K. SIEGLER: I was just a baby when we moved away from the Rosebud after five years to Montana. My parents still talk about it, though, all the time, especially my mom, who remembers her students most.

J. SIEGLER: How much is it?

TAKISHA FARMER: Two dollars. Does that work for you?

J. SIEGLER: Yeah.

K. SIEGLER: One morning, we stop at a flea market in Mission, the biggest town on the reservation. And I meet 18-year-old Takisha Farmer. She says all the problems here overshadow the good.

FARMER: 'Cause there's gangs. And there is all that here. But there are people who, you know, are going to college, are getting off this reservation, are valedictorians.

K. SIEGLER: Farmer and her boyfriend Kenyon Fast Horse sell stuff at this market to make some extra money for college. Fast Horse says people turn to drugs and alcohol out of despair.

KENYON FAST HORSE: It's hard. You know, like, that's how people look at us different - because it is hard because there's not much around here.

K. SIEGLER: When Fast Horse and Farmer came up in the reservation schools, they learned about Lakota culture and language. And this was a big change from the old days, when native students were forced to assimilate into white culture.

BEN BLACK BEAR JR: (Singing in Lakota).

K. SIEGLER: Back at the mission in St. Francis where we started our trip, there's a celebration for one of the retiring Jesuit priests. Ben Black Bear Jr. is singing a traditional Lakota song.
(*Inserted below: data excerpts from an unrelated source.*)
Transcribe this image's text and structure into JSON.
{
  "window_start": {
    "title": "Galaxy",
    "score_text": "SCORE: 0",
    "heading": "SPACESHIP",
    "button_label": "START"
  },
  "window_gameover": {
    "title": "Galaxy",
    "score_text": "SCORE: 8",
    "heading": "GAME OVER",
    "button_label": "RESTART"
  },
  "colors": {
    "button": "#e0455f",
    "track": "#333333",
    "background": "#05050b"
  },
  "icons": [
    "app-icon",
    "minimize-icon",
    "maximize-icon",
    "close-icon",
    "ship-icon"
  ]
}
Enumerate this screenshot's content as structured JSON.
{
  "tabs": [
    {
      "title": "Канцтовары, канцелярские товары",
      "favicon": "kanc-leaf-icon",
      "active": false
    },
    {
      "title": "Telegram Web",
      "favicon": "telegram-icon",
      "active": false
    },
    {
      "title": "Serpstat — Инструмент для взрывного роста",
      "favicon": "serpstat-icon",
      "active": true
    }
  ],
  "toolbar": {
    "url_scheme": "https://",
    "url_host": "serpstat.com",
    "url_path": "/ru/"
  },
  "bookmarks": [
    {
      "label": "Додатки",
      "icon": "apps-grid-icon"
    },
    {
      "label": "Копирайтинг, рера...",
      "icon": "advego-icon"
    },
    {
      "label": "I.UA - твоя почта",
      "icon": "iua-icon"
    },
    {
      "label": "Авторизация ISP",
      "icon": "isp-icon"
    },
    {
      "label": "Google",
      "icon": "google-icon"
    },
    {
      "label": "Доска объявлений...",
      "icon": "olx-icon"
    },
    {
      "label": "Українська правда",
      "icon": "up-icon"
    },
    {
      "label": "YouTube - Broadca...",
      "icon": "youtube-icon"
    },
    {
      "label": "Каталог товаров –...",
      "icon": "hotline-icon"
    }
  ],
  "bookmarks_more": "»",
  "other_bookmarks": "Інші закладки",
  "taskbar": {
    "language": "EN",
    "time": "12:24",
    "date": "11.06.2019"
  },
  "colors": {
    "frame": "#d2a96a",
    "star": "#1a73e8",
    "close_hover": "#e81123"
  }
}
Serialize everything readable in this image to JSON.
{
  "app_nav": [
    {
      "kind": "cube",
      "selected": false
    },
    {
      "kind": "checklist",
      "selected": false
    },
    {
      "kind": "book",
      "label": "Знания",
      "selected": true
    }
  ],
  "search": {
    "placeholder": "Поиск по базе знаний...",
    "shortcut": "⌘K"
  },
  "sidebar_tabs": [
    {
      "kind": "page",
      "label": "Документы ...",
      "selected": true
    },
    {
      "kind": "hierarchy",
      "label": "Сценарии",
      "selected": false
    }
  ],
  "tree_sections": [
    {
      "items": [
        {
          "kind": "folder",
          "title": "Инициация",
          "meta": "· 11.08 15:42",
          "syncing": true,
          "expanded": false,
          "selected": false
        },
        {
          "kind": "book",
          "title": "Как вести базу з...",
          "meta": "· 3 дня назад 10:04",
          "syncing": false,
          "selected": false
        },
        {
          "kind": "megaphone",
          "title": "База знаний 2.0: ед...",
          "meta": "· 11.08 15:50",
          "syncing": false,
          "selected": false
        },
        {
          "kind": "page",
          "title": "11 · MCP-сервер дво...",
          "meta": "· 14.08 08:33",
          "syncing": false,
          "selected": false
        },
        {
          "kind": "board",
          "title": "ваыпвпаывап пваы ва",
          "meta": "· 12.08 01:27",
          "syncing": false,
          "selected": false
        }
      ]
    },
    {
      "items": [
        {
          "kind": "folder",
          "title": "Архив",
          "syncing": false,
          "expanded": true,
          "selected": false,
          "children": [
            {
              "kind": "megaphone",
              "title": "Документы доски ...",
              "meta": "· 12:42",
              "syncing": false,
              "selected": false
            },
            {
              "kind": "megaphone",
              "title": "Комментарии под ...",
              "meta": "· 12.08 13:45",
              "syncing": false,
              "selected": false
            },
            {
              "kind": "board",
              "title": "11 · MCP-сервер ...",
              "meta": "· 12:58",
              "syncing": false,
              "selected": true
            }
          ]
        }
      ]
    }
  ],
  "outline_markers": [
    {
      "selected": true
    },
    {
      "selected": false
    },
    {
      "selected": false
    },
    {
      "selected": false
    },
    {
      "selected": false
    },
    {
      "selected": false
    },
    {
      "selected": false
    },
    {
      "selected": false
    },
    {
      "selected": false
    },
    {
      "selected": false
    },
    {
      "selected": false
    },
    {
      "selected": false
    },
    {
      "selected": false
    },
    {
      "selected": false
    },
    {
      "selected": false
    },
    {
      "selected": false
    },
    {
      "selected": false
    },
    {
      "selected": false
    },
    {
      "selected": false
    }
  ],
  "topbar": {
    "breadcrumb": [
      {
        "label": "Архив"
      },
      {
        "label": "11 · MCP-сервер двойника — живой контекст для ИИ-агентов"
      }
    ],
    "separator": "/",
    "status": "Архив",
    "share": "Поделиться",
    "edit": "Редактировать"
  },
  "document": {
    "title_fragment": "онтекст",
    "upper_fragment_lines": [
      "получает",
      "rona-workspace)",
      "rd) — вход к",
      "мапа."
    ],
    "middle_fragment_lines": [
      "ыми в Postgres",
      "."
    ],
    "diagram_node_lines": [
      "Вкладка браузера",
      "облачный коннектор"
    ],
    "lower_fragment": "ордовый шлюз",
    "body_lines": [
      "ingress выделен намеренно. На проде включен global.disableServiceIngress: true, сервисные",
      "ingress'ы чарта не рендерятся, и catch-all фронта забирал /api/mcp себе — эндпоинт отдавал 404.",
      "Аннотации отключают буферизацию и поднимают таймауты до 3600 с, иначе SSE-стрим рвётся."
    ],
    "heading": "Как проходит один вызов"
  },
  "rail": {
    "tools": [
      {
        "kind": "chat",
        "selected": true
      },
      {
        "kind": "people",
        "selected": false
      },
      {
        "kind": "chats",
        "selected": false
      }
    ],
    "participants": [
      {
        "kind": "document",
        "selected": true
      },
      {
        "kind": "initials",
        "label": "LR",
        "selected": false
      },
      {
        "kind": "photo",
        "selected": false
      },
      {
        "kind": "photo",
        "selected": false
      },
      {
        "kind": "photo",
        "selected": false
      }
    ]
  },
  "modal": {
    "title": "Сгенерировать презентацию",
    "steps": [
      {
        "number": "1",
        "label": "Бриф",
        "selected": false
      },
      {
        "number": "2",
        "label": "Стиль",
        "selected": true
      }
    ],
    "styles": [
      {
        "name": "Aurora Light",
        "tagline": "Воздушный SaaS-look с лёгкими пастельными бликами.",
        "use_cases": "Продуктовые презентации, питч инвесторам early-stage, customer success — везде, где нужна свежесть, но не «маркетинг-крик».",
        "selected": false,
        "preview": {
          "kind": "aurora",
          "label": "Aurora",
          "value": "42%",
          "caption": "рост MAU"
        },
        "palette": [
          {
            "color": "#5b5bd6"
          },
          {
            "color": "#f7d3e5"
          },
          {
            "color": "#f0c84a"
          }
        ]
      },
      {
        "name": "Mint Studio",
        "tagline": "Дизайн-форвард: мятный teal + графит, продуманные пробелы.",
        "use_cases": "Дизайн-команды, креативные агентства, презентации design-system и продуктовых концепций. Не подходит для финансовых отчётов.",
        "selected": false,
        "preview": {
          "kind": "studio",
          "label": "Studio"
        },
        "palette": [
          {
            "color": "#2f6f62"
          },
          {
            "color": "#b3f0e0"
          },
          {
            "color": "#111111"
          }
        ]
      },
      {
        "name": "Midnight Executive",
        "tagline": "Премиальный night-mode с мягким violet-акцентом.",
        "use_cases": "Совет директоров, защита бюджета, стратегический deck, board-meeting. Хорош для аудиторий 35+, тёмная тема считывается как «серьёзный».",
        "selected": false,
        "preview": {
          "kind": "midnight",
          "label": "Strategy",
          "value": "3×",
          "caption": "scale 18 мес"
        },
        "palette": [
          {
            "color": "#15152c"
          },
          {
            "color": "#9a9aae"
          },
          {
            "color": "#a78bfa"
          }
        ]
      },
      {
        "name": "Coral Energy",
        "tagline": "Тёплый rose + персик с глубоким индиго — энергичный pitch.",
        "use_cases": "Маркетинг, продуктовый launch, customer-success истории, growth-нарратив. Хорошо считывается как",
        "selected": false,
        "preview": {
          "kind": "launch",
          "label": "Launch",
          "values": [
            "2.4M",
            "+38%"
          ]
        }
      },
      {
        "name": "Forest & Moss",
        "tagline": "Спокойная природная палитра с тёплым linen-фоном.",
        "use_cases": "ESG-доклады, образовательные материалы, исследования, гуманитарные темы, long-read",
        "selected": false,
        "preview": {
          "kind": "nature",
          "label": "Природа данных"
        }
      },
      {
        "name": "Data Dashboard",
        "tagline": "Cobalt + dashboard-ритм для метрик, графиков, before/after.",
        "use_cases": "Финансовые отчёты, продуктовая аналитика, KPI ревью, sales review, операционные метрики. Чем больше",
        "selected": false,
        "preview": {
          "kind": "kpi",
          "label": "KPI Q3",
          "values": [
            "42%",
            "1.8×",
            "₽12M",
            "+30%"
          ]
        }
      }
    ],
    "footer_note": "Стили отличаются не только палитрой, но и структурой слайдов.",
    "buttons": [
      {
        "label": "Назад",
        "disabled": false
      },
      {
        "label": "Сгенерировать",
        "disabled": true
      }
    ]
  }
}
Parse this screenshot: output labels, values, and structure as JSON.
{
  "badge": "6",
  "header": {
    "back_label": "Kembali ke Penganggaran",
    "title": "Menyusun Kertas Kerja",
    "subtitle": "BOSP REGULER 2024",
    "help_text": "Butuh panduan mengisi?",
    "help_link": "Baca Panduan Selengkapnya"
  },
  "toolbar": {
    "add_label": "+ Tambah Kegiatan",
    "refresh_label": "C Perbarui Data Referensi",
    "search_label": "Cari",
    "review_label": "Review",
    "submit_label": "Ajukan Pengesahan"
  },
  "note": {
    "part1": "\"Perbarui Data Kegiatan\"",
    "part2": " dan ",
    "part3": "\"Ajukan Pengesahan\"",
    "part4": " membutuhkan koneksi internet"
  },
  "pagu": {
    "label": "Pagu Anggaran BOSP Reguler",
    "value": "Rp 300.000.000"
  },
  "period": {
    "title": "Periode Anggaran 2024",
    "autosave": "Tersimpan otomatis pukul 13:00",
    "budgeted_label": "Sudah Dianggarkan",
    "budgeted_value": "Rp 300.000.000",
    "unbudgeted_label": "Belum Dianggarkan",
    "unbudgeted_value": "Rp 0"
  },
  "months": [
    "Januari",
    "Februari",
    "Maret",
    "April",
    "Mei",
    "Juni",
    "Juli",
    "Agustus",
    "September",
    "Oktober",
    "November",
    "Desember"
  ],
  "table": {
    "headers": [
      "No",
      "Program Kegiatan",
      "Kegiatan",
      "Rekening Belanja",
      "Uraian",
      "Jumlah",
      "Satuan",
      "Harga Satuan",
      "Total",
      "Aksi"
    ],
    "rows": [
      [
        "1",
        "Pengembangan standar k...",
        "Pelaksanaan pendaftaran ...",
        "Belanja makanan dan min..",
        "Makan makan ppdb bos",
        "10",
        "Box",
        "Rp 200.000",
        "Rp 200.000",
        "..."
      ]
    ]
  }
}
BLACK BEAR: (Singing in Lakota).

K. SIEGLER: Black Bear teaches Lakota language and culture in schools and online, something he thinks will help to start addressing the bigger challenges here. He's also working to modernize the language.

BLACK BEAR: Email - we've translated as (speaking Lakota). That's the Lakota version of email. So, you know, once kids learn that, they can use it, you know?

K. SIEGLER: Oh, and Black Bear also tells us there's no word in Lakota for goodbye.

So I'll come back. Is that right?

BLACK BEAR: (Laughter) OK, yeah. I'll see you again (laughter).

K. SIEGLER: Kirk Siegler, NPR News, on the Rosebud Reservation, S.D.